We find that individual AR family clusters tend to be associated with specific ENSO and/or MJO phases. Cluster 3 events (meridional) most often occur in La Niña or neutral years, while cluster 4 events (zonal) most often occur in El Niño years. Cluster 4 has ∼2.4 times the risk during El Niño years, while cluster 3 has 1.5 times the risk during La Niña. Cluster 5 also has a strong correspondence with La Niña, exhibiting ∼1.9 times the risk. Cluster 3 events most often occur during MJO phase 5 of the MJO, while cluster 4 occurs most frequently during MJO phase 7, both of which are phases that have previously been linked to increased precipitation in California. On average, cluster 3 AR families result in the greatest accumulated precipitation per event, and cluster 4 events result in the least accumulated precipitation per event. These substantial differences in precipitation accumulation across clusters suggest linkages between AR family surface impacts and the associated large-scale patterns. In particular, AR family events associated with high-amplitude upstream blocking and enhanced moisture content, as in cluster 3, clearly favor enhanced precipitation across much of California. Conversely, AR family events associated with low-amplitude, largely zonal patterns, as in cluster 4, tend to produce less intense precipitation in California. Collectively, this suggests that the type of large-scale pattern present over the North Pacific may be a useful predictive factor regarding the precipitation impacts of successive AR events in California.

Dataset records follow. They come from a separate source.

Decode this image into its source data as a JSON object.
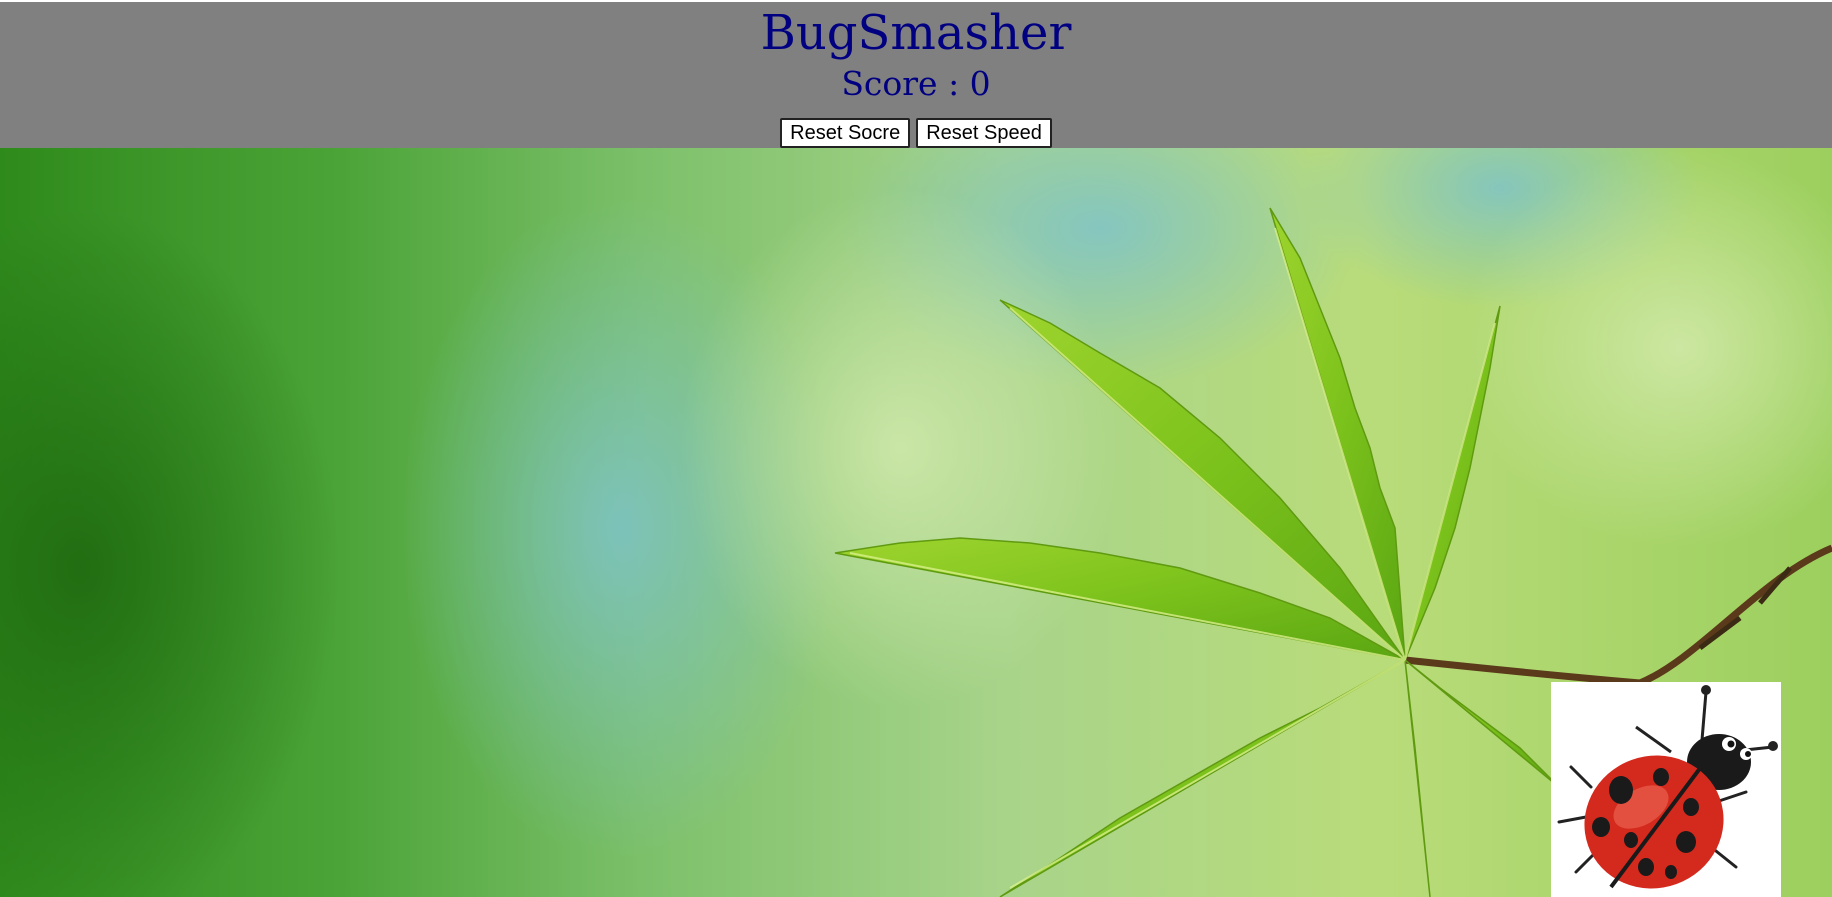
{
  "header": {
    "title": "BugSmasher",
    "score_label": "Score : ",
    "score_value": "0",
    "background_color": "#808080",
    "text_color": "#000080"
  },
  "buttons": {
    "reset_score_label": "Reset Socre",
    "reset_speed_label": "Reset Speed"
  },
  "playfield": {
    "background": "green blurred foliage with maple leaf",
    "bug_icon": "ladybug-icon"
  }
}
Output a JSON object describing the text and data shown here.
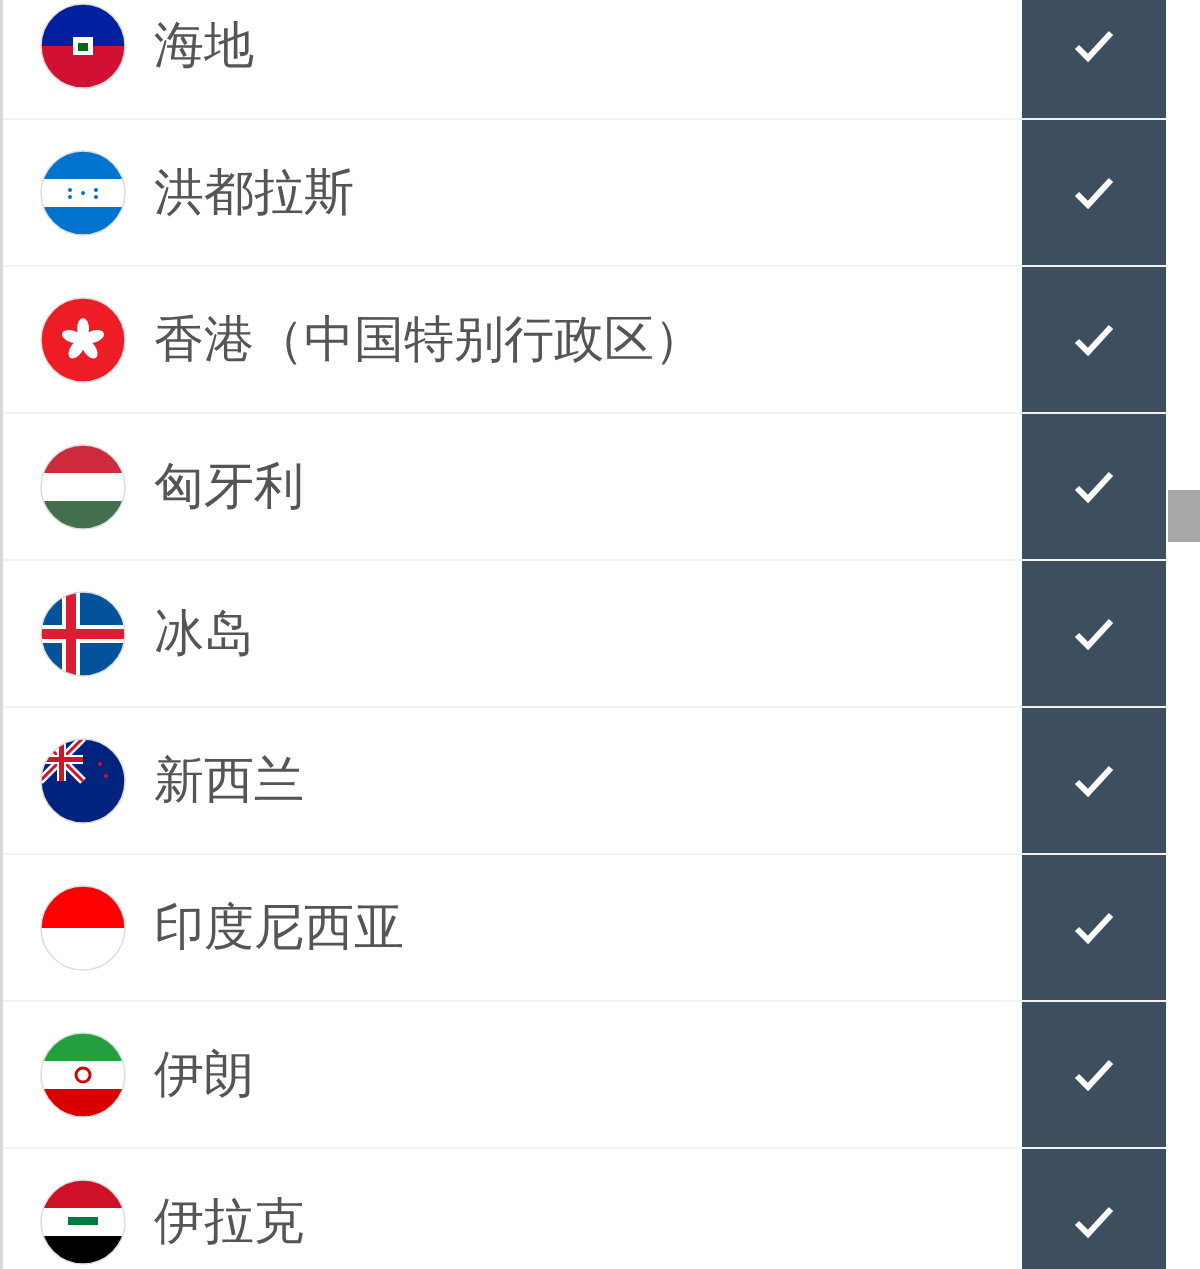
{
  "countries": [
    {
      "name": "海地",
      "checked": true
    },
    {
      "name": "洪都拉斯",
      "checked": true
    },
    {
      "name": "香港（中国特别行政区）",
      "checked": true
    },
    {
      "name": "匈牙利",
      "checked": true
    },
    {
      "name": "冰岛",
      "checked": true
    },
    {
      "name": "新西兰",
      "checked": true
    },
    {
      "name": "印度尼西亚",
      "checked": true
    },
    {
      "name": "伊朗",
      "checked": true
    },
    {
      "name": "伊拉克",
      "checked": true
    }
  ]
}
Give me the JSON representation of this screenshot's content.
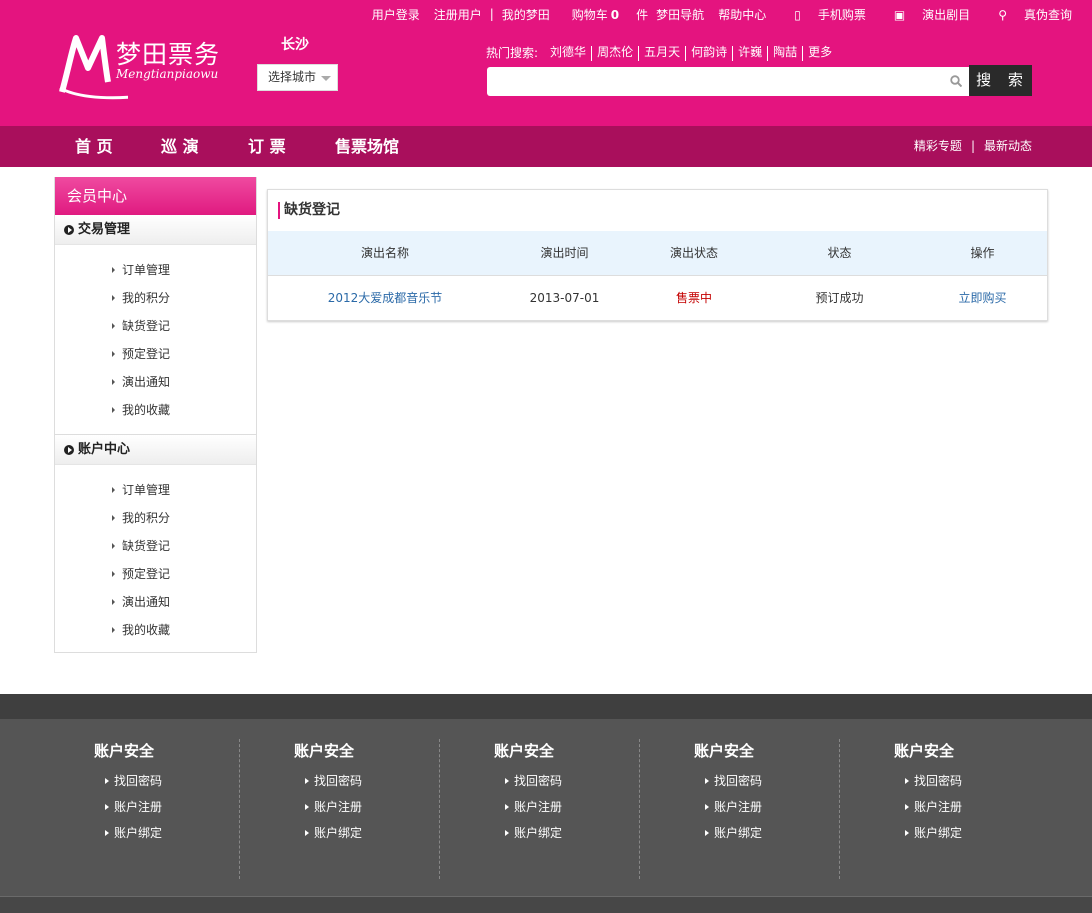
{
  "brand": {
    "name_cn": "梦田票务",
    "name_en": "Mengtianpiaowu",
    "accent": "#e4147f",
    "nav_bg": "#a90f5c"
  },
  "city": {
    "current": "长沙",
    "select_label": "选择城市"
  },
  "topnav": {
    "login": "用户登录",
    "register": "注册用户",
    "sep": "|",
    "my": "我的梦田",
    "cart_label": "购物车",
    "cart_count": "0",
    "cart_unit": "件",
    "guide": "梦田导航",
    "help": "帮助中心",
    "mobile": "手机购票",
    "shows": "演出剧目",
    "verify": "真伪查询"
  },
  "hot_search": {
    "label": "热门搜索:",
    "items": [
      "刘德华",
      "周杰伦",
      "五月天",
      "何韵诗",
      "许巍",
      "陶喆",
      "更多"
    ]
  },
  "search": {
    "placeholder": "",
    "button": "搜 索"
  },
  "mainnav": {
    "items": [
      "首 页",
      "巡 演",
      "订 票",
      "售票场馆"
    ],
    "right": [
      "精彩专题",
      "最新动态"
    ],
    "bar": "|"
  },
  "sidebar": {
    "title": "会员中心",
    "groups": [
      {
        "label": "交易管理",
        "items": [
          "订单管理",
          "我的积分",
          "缺货登记",
          "预定登记",
          "演出通知",
          "我的收藏"
        ]
      },
      {
        "label": "账户中心",
        "items": [
          "订单管理",
          "我的积分",
          "缺货登记",
          "预定登记",
          "演出通知",
          "我的收藏"
        ]
      }
    ]
  },
  "content": {
    "title": "缺货登记",
    "columns": [
      "演出名称",
      "演出时间",
      "演出状态",
      "状态",
      "操作"
    ],
    "rows": [
      {
        "name": "2012大爱成都音乐节",
        "date": "2013-07-01",
        "show_status": "售票中",
        "status": "预订成功",
        "action": "立即购买"
      }
    ]
  },
  "footer": {
    "columns": [
      {
        "title": "账户安全",
        "links": [
          "找回密码",
          "账户注册",
          "账户绑定"
        ]
      },
      {
        "title": "账户安全",
        "links": [
          "找回密码",
          "账户注册",
          "账户绑定"
        ]
      },
      {
        "title": "账户安全",
        "links": [
          "找回密码",
          "账户注册",
          "账户绑定"
        ]
      },
      {
        "title": "账户安全",
        "links": [
          "找回密码",
          "账户注册",
          "账户绑定"
        ]
      },
      {
        "title": "账户安全",
        "links": [
          "找回密码",
          "账户注册",
          "账户绑定"
        ]
      }
    ]
  }
}
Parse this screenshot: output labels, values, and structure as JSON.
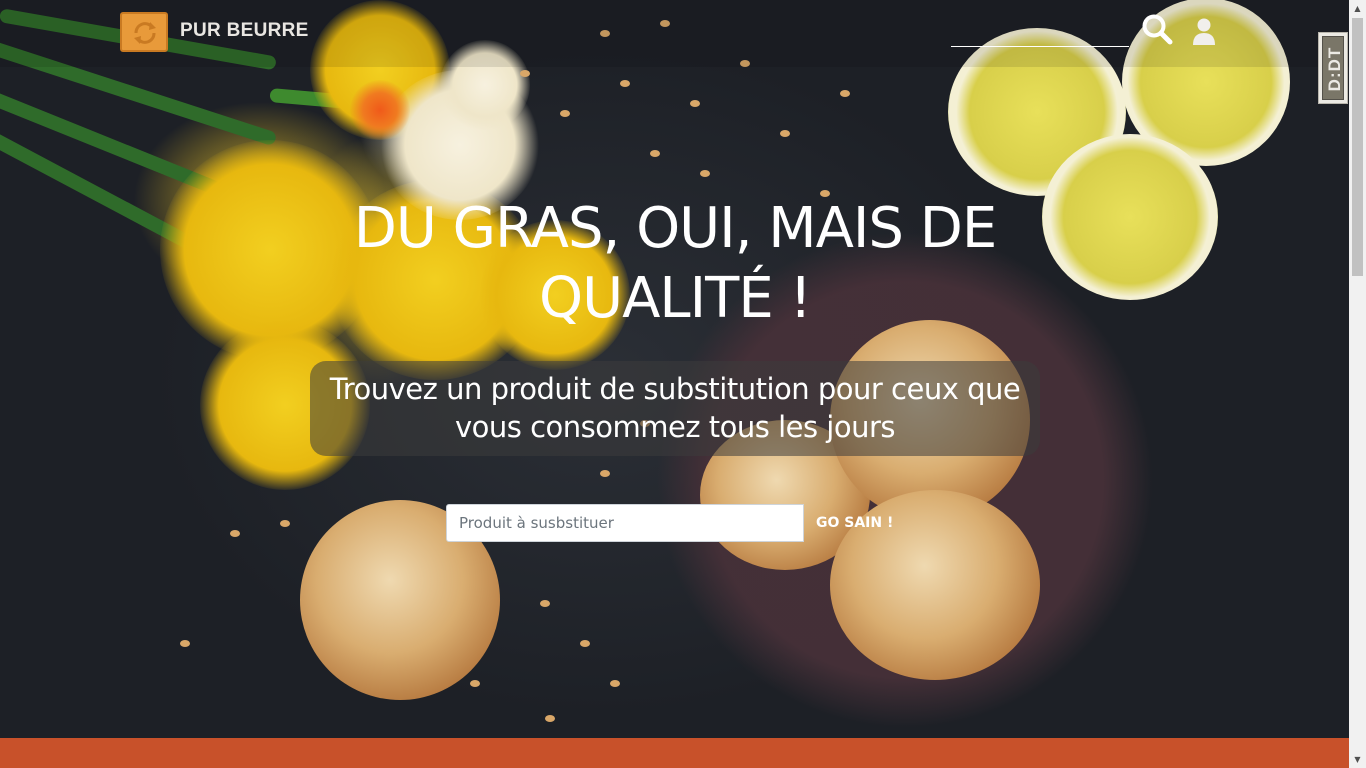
{
  "brand": {
    "name": "PUR BEURRE",
    "logo_icon": "cookie-refresh-icon"
  },
  "navbar": {
    "search_value": "",
    "search_icon": "search-icon",
    "user_icon": "user-icon"
  },
  "side_badge": {
    "text": "D:DT"
  },
  "hero": {
    "title": "DU GRAS, OUI, MAIS DE QUALITÉ !",
    "subtitle": "Trouvez un produit de substitution pour ceux que vous consommez tous les jours"
  },
  "search_form": {
    "placeholder": "Produit à susbstituer",
    "value": "",
    "submit_label": "GO SAIN !"
  },
  "colors": {
    "accent": "#c8512a",
    "logo": "#e89a3a",
    "text": "#ffffff"
  }
}
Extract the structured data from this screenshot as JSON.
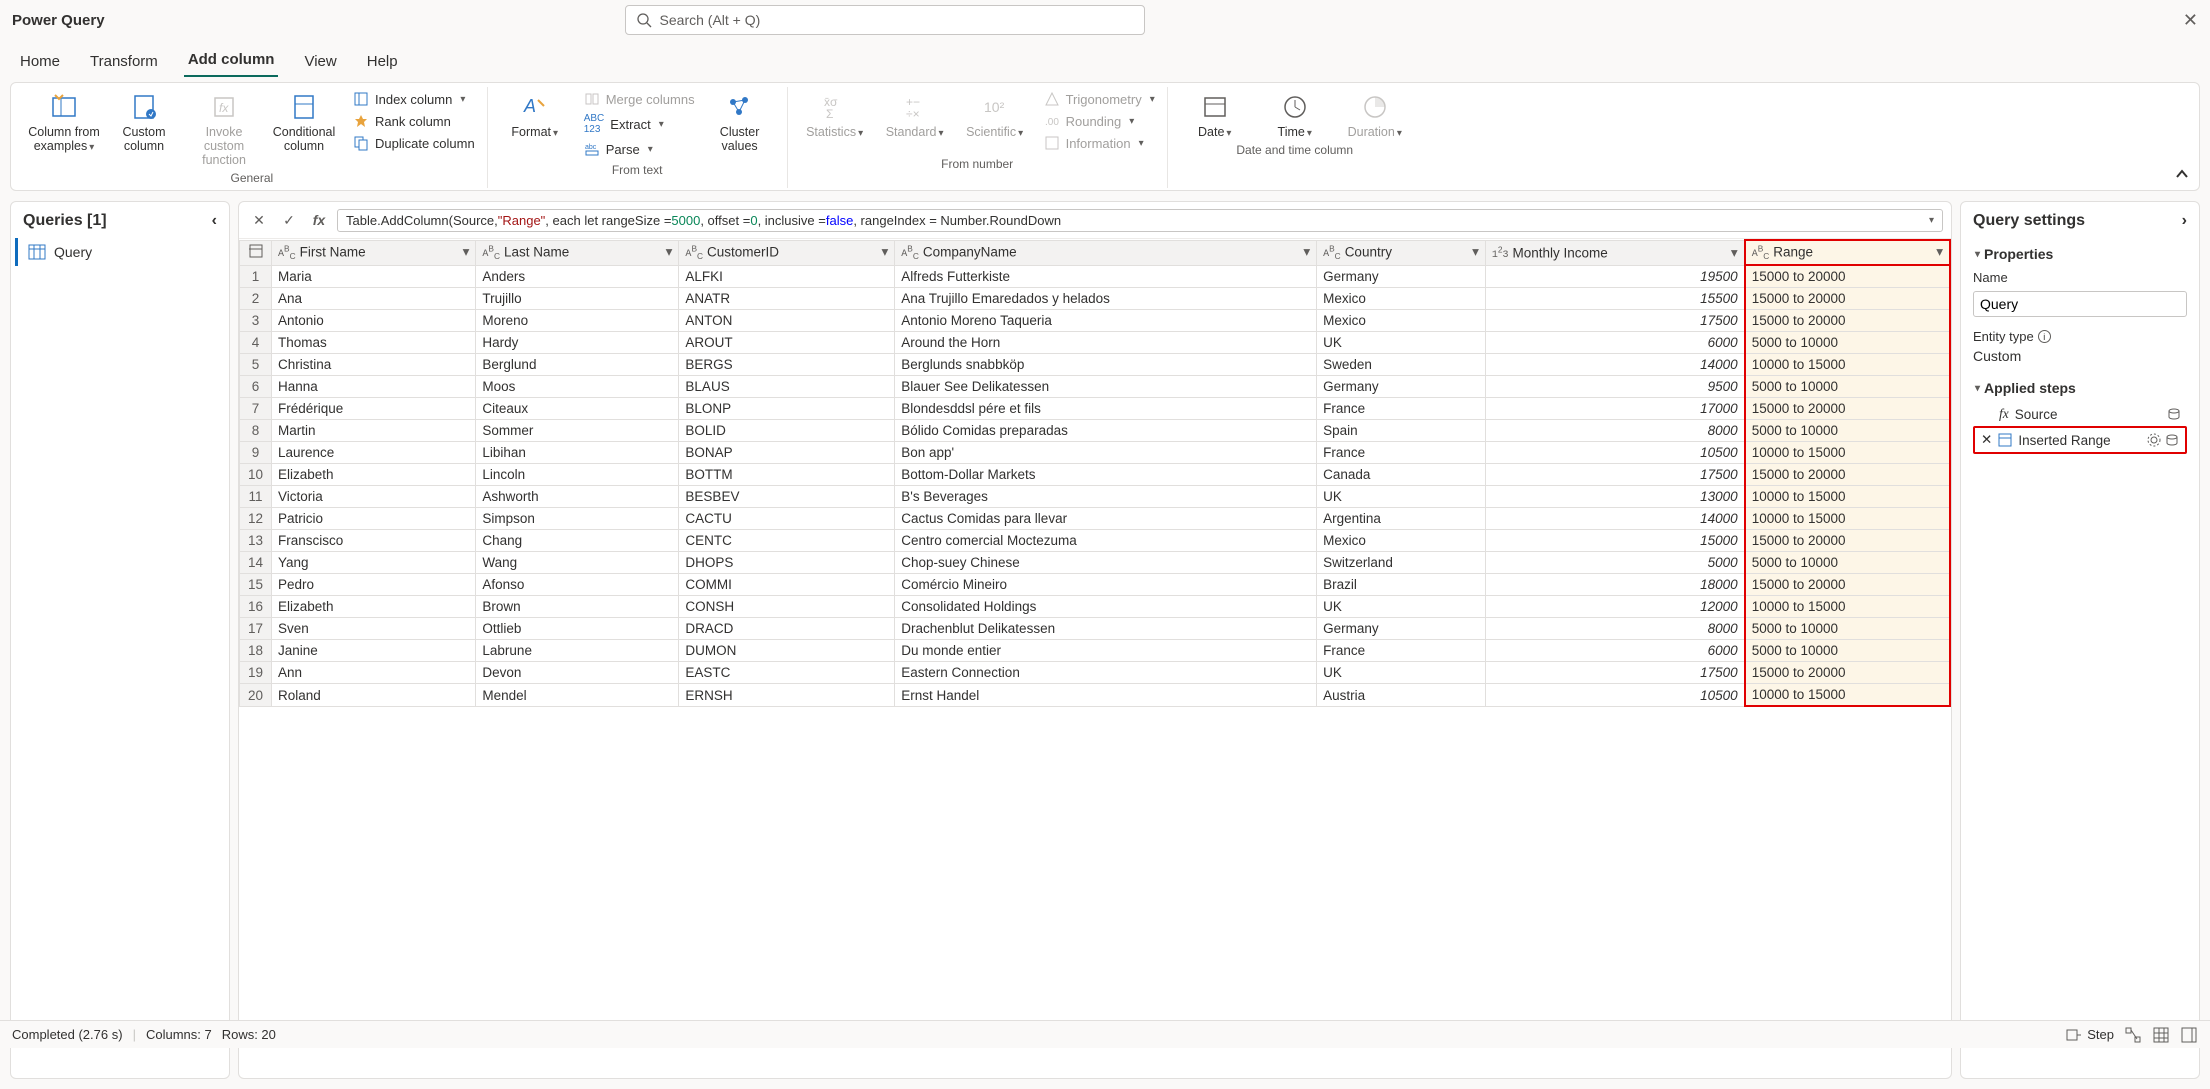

This study enhances understanding of the large-scale variability relevant to successive AR events affecting California, which has previously gone largely unexplored. Given that many of these events produce extreme precipitation, these findings have implications for meteorological and hydrologic hazard situational awareness. The presence of persistent upstream ridging across the far North Pacific, shown here to be associated with certain types of AR families, has previously been shown to be associated with extreme precipitation events in Northern California (Moore et al. 2020, 2021) and increased frequency for ARs affecting the Pacific Northwest (Benedict et al. 2019). This cross-study agreement suggests that it may be possible to use such patterns as predictors for increased AR activity and associated extreme precipitation in a statistical and/or dynamical modeling context. Critically, our findings suggest that the predictability of ARs occurring as part of a family may be higher than that of single AR events, which is potentially of considerable relevance in a water and flood management context given the outsized hydrologic impacts of such events.

Acknowledgments.

MAF, AMW, ACM, PBG, and FMR were supported by Grant W912HZ-15-2-0019 from the U.S. Army Corps of Engineers and Grant 4600013361 from California Department of Water Resources. DLS was supported by a joint collaboration between the Institute of the Environment and Sustainability at the University of California, Los Angeles; the Center for Climate and Weather Extremes at the National Center for Atmospheric Research; and the Nature Conservancy of California. This research was additionally supported by NSF awards 1854940 (to JMD) and 1854761 (to DLS). The MERRA-2 reanalysis dataset is available through the National Aeronautics and Space Administration (NASA) Global Modeling and Assimilation Office at MDISC, which is managed by the NASA Goddard Earth Sciences Data and Information Services Center. The RMM data are hosted by the Australian Government Bureau of Meteorology (bom.gov.au/climate/mjo/) and provided by the NOAA/OAR/ESRL PSD in Boulder, CO, USA. We would also like to acknowledge high-performance computing support from Cheyenne provided by NCAR’s Computational and Information Systems Laboratory, sponsored by the National Science Foundation. AR data were provided by Bin Guan, accessible via a public repository at https://ucla.box.com/ARcatalog. Development of the AR detection algorithm and databases was supported by NASA. The authors thank Andreas Prein for the preprocessed PRISM data and Patricola et al. (2020) for the publicly available ELI data.